Elzem'in dünyası, sessiz bir fırtınayla çarpılıyordu; her karar, her düşünce, bir geleceği ya da kaybı belirliyordu. Miran yanındaydı, ama güven sadece birlikte yürüdükleri yollarla ölçülüyordu. Güç ve zeka, aşk ve ihanetin kesişim noktasında sınanırken, bu iki ruh, karanlığın içinde kendi ışıklarını bulmak zorundaydı.
Karanlık, görünmeyeni saklardı; ancak Elzem, gözlerini kapattığında bile hissediyordu. Sırlar, bir fısıltı gibi kulaklarına çalınıyor, her adımında onu daha da sıkıştırıyordu. Miran sessizdi herşeyi bakışlarıyla anlatıyordu ama kimse bilmiyordu, fırtına daha yeni başlıyordu.

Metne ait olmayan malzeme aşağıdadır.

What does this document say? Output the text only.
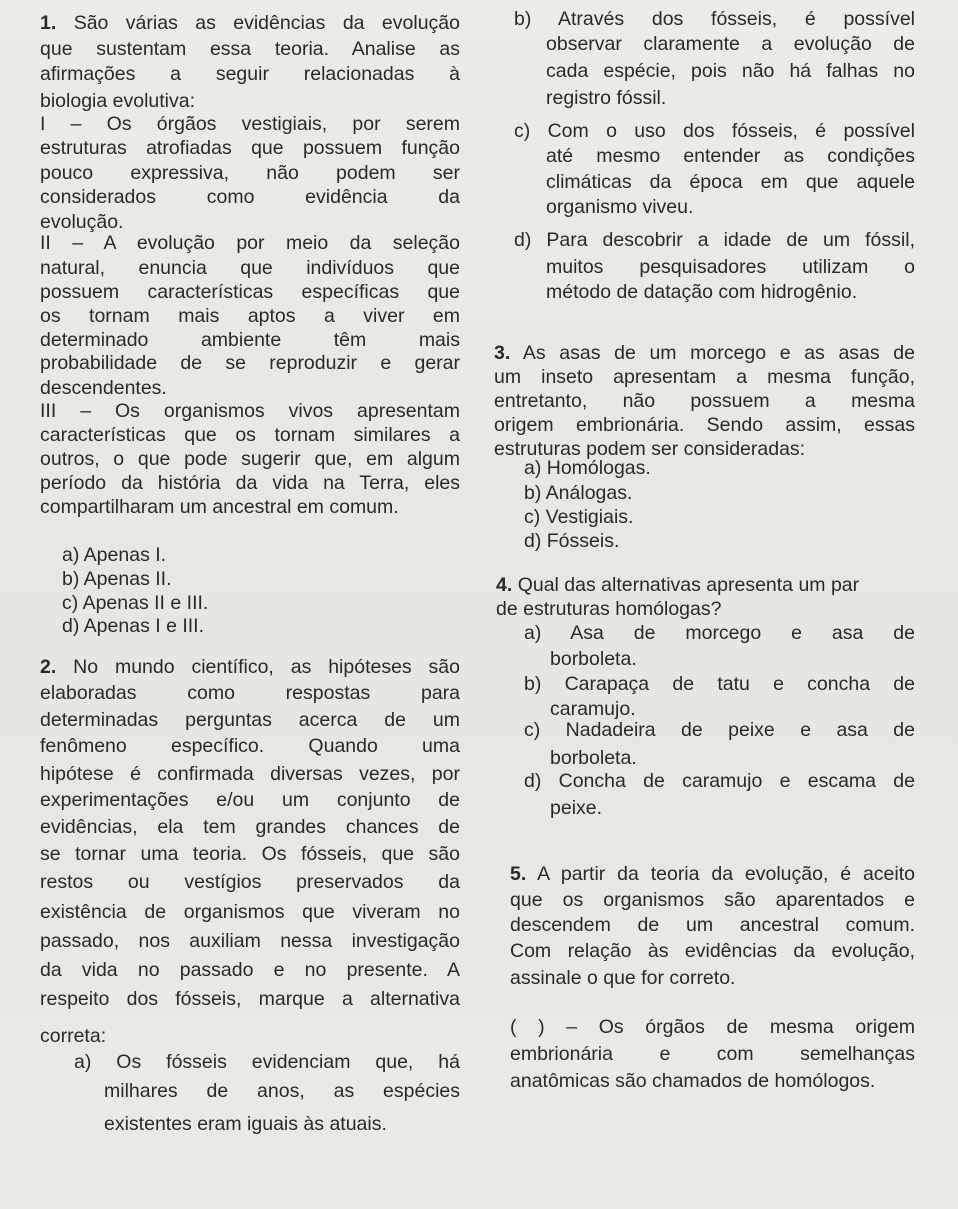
1. São várias as evidências da evolução
que sustentam essa teoria. Analise as
afirmações a seguir relacionadas à
biologia evolutiva:
I – Os órgãos vestigiais, por serem
estruturas atrofiadas que possuem função
pouco expressiva, não podem ser
considerados como evidência da
evolução.
II – A evolução por meio da seleção
natural, enuncia que indivíduos que
possuem características específicas que
os tornam mais aptos a viver em
determinado ambiente têm mais
probabilidade de se reproduzir e gerar
descendentes.
III – Os organismos vivos apresentam
características que os tornam similares a
outros, o que pode sugerir que, em algum
período da história da vida na Terra, eles
compartilharam um ancestral em comum.
a) Apenas I.
b) Apenas II.
c) Apenas II e III.
d) Apenas I e III.
2. No mundo científico, as hipóteses são
elaboradas como respostas para
determinadas perguntas acerca de um
fenômeno específico. Quando uma
hipótese é confirmada diversas vezes, por
experimentações e/ou um conjunto de
evidências, ela tem grandes chances de
se tornar uma teoria. Os fósseis, que são
restos ou vestígios preservados da
existência de organismos que viveram no
passado, nos auxiliam nessa investigação
da vida no passado e no presente. A
respeito dos fósseis, marque a alternativa
correta:
a) Os fósseis evidenciam que, há
milhares de anos, as espécies
existentes eram iguais às atuais.
b) Através dos fósseis, é possível
observar claramente a evolução de
cada espécie, pois não há falhas no
registro fóssil.
c) Com o uso dos fósseis, é possível
até mesmo entender as condições
climáticas da época em que aquele
organismo viveu.
d) Para descobrir a idade de um fóssil,
muitos pesquisadores utilizam o
método de datação com hidrogênio.
3. As asas de um morcego e as asas de
um inseto apresentam a mesma função,
entretanto, não possuem a mesma
origem embrionária. Sendo assim, essas
estruturas podem ser consideradas:
a) Homólogas.
b) Análogas.
c) Vestigiais.
d) Fósseis.
4. Qual das alternativas apresenta um par
de estruturas homólogas?
a) Asa de morcego e asa de
borboleta.
b) Carapaça de tatu e concha de
caramujo.
c) Nadadeira de peixe e asa de
borboleta.
d) Concha de caramujo e escama de
peixe.
5. A partir da teoria da evolução, é aceito
que os organismos são aparentados e
descendem de um ancestral comum.
Com relação às evidências da evolução,
assinale o que for correto.
( ) – Os órgãos de mesma origem
embrionária e com semelhanças
anatômicas são chamados de homólogos.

Ve dünya, kendi kurallarıyla onları sınarken, Elzem ve Miran her seçimlerinde birer sınav veriyordu. Kimi zaman zafer bir adım ötede, kimi zaman ise kayıp kaçınılmaz bir gölge gibi yaklaşıyordu. Ama onlar, karanlığın içinde yol alırken, bir zaman sonra birbirlerine tutunmak dışında hiçbir dayanakları yoktu.